Various things surprised me in this work. First, I was surprised that they stated that contractions weren’t allowed for their guidelines because they weren’t clear. I haven’t heard that complaint before, and it seemed somewhat arbitrary. A contraction doesn’t change a sentence much (doesn’t in this sentence is clearly “does not”), but I may be mistaken here. I was also surprised to find their tables in figure 1 to be hard to read, as if maybe it as a bit too information dense to clearly impart their findings. I was also surprised about their example for guideline 6, as suggesting personal pronouns and kind of stating there are only 2 is murky, at best (I would’ve used a different example entirely). Lastly, the authors completely ignored the suggestion of keeping the old guideline 15, stating their own reasons despite the expert’s preferences.
I also think this paper in particular will be a valuable resource for future AI development. In particular, it can give a lot of ideas for our semester project. Furthermore, these guidelines can help early on in the process of designing future interactions, as they can refine and correct interaction mistakes before the implementation of many of these features.
Lastly, I thought it was amusing the “newest” member of the team got a shout-out in the acknowledgements.
Questions
- The authors bring up trade-offs as being a common occurrence in balancing these (and past) guidelines. Which of these guidelines do you think is easier or harder to bend?
- The authors ignored the suggestion of their own panel of experts in revising one of their guidelines.

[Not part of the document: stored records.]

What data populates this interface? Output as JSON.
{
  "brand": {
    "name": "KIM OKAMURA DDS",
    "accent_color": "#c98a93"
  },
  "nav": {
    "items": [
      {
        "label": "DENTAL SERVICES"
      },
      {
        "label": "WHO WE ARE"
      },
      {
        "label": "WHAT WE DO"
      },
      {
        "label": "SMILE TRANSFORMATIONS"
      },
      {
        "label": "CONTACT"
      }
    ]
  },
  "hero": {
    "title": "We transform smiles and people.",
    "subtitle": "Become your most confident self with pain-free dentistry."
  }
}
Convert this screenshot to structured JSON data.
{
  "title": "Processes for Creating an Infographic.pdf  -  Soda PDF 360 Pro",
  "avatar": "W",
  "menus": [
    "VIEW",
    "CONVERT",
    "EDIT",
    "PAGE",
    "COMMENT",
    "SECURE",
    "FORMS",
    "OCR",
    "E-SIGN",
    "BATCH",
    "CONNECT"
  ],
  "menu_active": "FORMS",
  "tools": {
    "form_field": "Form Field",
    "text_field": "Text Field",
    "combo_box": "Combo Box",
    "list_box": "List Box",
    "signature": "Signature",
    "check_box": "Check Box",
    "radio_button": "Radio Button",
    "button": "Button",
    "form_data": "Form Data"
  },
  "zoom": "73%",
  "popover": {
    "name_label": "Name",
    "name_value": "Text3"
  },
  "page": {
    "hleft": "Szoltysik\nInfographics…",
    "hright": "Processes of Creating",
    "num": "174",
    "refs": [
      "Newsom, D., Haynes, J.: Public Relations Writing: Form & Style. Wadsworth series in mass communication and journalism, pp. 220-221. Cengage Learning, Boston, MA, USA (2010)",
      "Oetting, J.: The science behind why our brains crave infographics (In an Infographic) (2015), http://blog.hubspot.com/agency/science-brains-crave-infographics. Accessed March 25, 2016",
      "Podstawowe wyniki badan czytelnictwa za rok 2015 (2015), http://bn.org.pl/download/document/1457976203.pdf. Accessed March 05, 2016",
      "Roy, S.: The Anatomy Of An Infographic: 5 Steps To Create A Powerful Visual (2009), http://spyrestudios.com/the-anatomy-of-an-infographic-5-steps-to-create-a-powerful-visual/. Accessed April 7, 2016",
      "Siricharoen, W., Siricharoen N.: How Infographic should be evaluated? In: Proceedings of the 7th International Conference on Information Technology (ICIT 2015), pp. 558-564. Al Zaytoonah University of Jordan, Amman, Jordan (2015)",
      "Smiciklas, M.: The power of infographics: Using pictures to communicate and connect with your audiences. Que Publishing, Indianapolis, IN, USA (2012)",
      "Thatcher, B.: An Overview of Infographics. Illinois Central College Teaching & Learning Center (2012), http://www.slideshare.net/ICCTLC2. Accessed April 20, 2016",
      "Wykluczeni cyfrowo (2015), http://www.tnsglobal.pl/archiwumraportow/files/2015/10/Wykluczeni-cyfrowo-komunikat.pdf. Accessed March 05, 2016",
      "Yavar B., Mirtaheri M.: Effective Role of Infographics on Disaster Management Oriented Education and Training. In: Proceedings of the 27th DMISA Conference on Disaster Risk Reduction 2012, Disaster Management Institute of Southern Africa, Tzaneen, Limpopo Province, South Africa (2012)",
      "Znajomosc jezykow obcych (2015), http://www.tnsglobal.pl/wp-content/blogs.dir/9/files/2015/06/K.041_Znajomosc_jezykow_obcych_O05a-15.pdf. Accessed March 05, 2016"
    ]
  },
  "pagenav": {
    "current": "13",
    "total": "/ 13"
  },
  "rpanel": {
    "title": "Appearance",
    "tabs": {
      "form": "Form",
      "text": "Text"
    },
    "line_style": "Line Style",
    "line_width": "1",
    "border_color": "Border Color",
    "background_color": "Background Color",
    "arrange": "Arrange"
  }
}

Do you think this is appropriate for this kind of evaluation, and why or why not?
- Can you think of an example of one of these guidelines not being followed in an app you use? What is it, and how could it be improved?
I also caught the guideline 15 thing and I really would like to know why the disparity between the user study and the expert opinion was there. I was hoping they would provide an example comment but I guess they deemed it irrelevant or left it out to manage space.